Ce 29 octobre 2020, dans une tribune publiée par Le Monde, que vous pouvez lire ici,
▻https://www.lemonde.fr/idees/article/2020/10/29/la-france-ne-doit-pas-tomber-dans-le-piege-tendu-par-les-terroristes_6057764
des intellectuels, politiques, responsables syndicaux et associatifs, citoyennes et citoyens engagé·e·s, lancent un appel à un rassemblement face au terrorisme et pour une réponse commune de la gauche, des écologistes, des républicains, dans un moment où le pays vacille.
Tribune. Le moment est grave, il ne quittera pas nos mémoires. Samuel Paty
<▻https://www.lemonde.fr/societe/article/2020/10/21/a-la-marche-blanche-pour-samuel-paty-a-conflans-combien-de-fois-allons-nous->,
professeur d’histoire et de géographie, a été assassiné par un terroriste
islamiste. A Nice, un autre crime ignoble a été commis. Ces actes
monstrueux ont pour but de semer la haine et la terreur.
Pourtant, cette fois, les appels à l’unité n’ont pas suffi à limiter les
tensions au sein de la société française. En démocratie, le débat est
souhaitable après de tels évènements. Mais depuis la tragédie du
16 octobre, certains, parfois même au sein du gouvernement, se sont engagés
sur la voie des anathèmes et des accusations délirantes. Ils prennent la
lourde responsabilité d’affaiblir le pays face aux terroristes en dressant
les Français les uns contre les autres. Les assassins et ceux qui les ont
encouragés auraient-ils déjà gagné ?
Il est urgent de nous mobiliser ensemble autour des principes laïques et
républicains. Si nous échouons, l’islamisme radical aura remporté, avec
l’extrême droite, une victoire décisive en faisant de la question
religieuse, et plus précisément de l’islam, le pivot de la politique
française, au détriment des urgences sociales, écologiques et
démocratiques. Pire, il aura installé des germes durables de guerre civile.
Pour avancer, il importe d’abord de reconnaître les manquements du passé.
Combien d’atteintes à la laïcité et à la liberté d’expression et
d’enseignement restées sans réponse ? Combien d’appels au secours ignorés,
qu’ils viennent d’enseignants et d’autres agents des services publics
devant la dégradation de leurs conditions de travail, ou d’habitants des
quartiers populaires devant l’absence de l’Etat, notamment sur le terrain
de la sécurité ? Combien de discriminations à l’égard de musulmans ou de
ceux qui sont supposés l’être, laissées impunies ?
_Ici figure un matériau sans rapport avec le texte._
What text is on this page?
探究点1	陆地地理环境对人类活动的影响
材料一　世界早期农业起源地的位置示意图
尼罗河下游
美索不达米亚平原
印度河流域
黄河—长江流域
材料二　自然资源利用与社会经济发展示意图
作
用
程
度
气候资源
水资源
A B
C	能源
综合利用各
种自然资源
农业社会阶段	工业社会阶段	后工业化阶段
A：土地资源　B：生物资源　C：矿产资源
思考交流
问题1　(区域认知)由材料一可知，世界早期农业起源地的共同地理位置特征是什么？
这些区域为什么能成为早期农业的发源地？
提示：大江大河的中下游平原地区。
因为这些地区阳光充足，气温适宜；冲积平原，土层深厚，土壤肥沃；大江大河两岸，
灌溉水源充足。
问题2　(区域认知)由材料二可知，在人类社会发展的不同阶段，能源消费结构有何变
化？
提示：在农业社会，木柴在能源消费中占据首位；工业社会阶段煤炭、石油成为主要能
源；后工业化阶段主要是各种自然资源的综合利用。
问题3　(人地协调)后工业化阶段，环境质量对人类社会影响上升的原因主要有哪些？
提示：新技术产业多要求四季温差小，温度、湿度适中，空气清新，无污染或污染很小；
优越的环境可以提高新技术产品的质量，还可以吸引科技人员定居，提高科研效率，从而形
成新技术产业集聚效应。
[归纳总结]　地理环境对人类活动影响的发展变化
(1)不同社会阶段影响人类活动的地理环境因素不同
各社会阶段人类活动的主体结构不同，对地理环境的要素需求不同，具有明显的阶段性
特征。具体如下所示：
Une insuffisance de moyens
Manifestement, le gouvernement considère que l’on pourrait lutter
efficacement contre l’islamisme radical sans combattre en même temps, à la
racine, le racisme, les discriminations et les déchirures sociales et
urbaines des territoires abandonnés. Il feint également d’ignorer
qu’existent au sein de l’islam, en France et ailleurs, des forces prêtes à
combattre les influences mortifères. Cette absence de vision globale donne
toujours une victoire symbolique aux islamistes radicaux. Elle a depuis
longtemps favorisé leur implantation.
Oui, les manifestations agressives d’une idéologie totalitaire allant
jusqu’au terrorisme doivent être combattues sans trêve ni repos dans le
cadre de l’Etat de droit. Pour cela, de nombreux leviers juridiques
existent déjà. Il faut résister à la tentation de réagir à chaque attentat
par une loi supplémentaire ou des gesticulations spectaculaires. Les
carences relèvent surtout d’une insuffisance de moyens de renseignement et
de coordination, notamment dans le suivi des réseaux sociaux.
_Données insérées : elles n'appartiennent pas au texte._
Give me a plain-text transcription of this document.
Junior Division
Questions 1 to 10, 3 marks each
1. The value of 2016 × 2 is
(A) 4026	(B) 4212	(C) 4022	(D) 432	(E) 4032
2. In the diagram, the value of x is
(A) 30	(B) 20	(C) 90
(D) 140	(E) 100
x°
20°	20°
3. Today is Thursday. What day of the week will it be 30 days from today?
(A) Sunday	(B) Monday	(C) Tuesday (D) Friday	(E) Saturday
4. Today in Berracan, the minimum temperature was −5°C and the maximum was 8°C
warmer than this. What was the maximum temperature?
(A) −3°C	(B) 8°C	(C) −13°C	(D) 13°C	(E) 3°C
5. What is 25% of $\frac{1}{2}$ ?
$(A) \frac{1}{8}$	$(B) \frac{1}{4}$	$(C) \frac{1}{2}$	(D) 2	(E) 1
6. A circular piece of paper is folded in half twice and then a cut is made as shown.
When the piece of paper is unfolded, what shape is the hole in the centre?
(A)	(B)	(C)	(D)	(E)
Le combat contre l’islamisme radical, les pressions qu’il exerce à l’école
et ailleurs pour restreindre les libertés, notamment celles des femmes ou
des personnes LGBTI +, appelle des actions construites, déterminées et
proportionnées. Ces politiques doivent être conduites dans la durée et
mises en œuvre sans faiblir dans un cadre légal défini et protecteur des
libertés. Pour être efficace, il nous faut combattre l’intégrisme islamiste
en priorité sur le terrain éducatif, social et politique. Là où les
fondamentalismes tentent de faire primer le dogme religieux sur les lois de
la République, la fermeté de l’action publique est indispensable.
L’école doit être aux avant-postes de ce combat. Mais elle ne peut pas être
laissée seule. Celles et ceux qui y enseignent doivent être reconnus,
soutenus et protégés au quotidien, et pas seulement passagèrement au
lendemain des drames, particulièrement par un accompagnement humain en cas
de difficultés, des outils et une formation pédagogiques renforcés pour
permettre à tous les acteurs de l’école de savoir réagir.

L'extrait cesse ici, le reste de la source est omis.